Late 19th century variants tend to be parodies on popular songs of the period, the most popular at the present day being the After the Ball parody, Roud 4859, which just employs the removal of the false parts and is sung to the After the Ball chorus.  According to Spaeth's Read 'em and Weep p.192, it was also the most popular parody on After the Ball in its own time.

Two well-known songs from 1927 inspired parodies on the theme.  Among my Souvenirs, Roud 1758, appears on the Vic Legg CD as part of his Dockyard Medley.  Geoff Ling, according to Songs Sung in Suffolk by John Howson, p.78, not only sings the parody but claims to have written it in 1947.

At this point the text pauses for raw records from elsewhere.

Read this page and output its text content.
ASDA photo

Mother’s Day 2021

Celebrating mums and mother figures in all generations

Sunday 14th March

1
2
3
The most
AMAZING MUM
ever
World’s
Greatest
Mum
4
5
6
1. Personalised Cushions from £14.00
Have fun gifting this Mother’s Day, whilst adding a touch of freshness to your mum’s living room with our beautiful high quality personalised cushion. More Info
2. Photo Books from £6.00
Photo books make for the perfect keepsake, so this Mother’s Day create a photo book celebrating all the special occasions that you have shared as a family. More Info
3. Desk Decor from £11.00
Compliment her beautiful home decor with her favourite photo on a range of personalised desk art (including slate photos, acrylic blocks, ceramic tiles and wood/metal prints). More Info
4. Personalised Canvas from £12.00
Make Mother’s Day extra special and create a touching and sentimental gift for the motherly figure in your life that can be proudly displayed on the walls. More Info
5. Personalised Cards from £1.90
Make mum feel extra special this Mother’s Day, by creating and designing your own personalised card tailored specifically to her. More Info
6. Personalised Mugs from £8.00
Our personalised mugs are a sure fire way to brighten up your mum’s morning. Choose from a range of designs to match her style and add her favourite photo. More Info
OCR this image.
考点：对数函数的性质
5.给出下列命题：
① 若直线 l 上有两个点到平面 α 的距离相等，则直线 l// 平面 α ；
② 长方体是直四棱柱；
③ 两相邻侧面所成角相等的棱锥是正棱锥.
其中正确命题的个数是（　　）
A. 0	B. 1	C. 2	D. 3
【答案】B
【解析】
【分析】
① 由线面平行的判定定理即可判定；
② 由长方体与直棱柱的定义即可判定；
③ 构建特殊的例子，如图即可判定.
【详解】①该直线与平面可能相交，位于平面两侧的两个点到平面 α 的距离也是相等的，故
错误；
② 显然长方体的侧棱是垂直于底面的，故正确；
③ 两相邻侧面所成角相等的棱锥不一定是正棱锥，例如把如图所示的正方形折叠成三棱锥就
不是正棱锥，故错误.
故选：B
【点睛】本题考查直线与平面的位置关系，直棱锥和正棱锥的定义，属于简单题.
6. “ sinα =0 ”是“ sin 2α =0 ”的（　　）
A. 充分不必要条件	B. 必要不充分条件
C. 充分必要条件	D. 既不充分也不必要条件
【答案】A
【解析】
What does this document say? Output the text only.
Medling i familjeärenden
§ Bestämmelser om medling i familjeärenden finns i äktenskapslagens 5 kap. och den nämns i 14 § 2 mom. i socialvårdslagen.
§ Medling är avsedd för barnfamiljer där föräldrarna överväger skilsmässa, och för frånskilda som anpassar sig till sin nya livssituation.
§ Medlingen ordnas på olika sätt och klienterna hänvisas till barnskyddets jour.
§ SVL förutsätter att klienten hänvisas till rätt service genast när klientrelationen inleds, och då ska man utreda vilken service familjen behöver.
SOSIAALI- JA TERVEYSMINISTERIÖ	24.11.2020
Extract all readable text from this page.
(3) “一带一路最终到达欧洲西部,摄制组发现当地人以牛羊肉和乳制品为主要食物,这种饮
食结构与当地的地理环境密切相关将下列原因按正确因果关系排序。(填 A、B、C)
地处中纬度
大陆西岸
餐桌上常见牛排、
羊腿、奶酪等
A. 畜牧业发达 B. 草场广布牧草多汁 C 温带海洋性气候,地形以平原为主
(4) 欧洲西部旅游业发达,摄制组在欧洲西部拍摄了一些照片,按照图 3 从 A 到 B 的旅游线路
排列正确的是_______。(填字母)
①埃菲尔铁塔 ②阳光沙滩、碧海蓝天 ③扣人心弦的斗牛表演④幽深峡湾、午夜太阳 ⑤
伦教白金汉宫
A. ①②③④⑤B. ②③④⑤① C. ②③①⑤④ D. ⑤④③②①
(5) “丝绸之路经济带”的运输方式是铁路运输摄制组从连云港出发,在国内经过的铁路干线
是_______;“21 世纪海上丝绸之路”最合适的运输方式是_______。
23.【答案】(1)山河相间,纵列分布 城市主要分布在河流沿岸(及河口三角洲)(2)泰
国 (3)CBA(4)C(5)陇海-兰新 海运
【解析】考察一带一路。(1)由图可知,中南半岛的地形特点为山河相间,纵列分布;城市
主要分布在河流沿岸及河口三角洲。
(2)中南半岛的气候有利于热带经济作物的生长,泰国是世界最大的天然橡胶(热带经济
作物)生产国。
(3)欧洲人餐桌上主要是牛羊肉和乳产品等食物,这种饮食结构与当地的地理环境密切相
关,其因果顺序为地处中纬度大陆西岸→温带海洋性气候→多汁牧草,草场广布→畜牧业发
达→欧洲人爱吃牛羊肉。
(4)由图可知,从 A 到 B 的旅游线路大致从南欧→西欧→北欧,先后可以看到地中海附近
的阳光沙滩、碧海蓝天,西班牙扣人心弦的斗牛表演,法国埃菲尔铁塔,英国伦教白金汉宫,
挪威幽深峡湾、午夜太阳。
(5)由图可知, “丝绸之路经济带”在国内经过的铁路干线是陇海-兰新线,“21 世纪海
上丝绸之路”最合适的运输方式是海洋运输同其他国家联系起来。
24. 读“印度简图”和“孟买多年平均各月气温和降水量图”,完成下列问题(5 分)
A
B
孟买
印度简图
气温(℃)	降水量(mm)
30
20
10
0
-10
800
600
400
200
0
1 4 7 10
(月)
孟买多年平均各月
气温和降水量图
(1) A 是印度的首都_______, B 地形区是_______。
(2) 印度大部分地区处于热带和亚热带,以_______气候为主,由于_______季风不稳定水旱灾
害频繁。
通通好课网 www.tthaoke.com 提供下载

I finish with my favourite, a parody on Side by Side, Roud 12788, different versions supplied by friends on the local folk scene, but this one from Rick Wastling of The White Horse Ceilidh Band:

We got married on Friday,
Everyone said it was my day,
Then they buggered off home
And left us alone,        Side by side.

We got ready for bed then,
Oh, I nearly dropped dead, when
Her teeth and her hair
She threw on the chair,        Side by side

        Well I nearly fainted
        When her glass eye she let fall,
        First an arm, and then a leg,
        She leaned against the wall.

I was near broken hearted,
From most of me wife I'd been parted,
So I slept on the chair,
There was more of her there,        Side by side.

A lot shorter than the 17th century variants, but a vast improvement, 300 years or more in the making.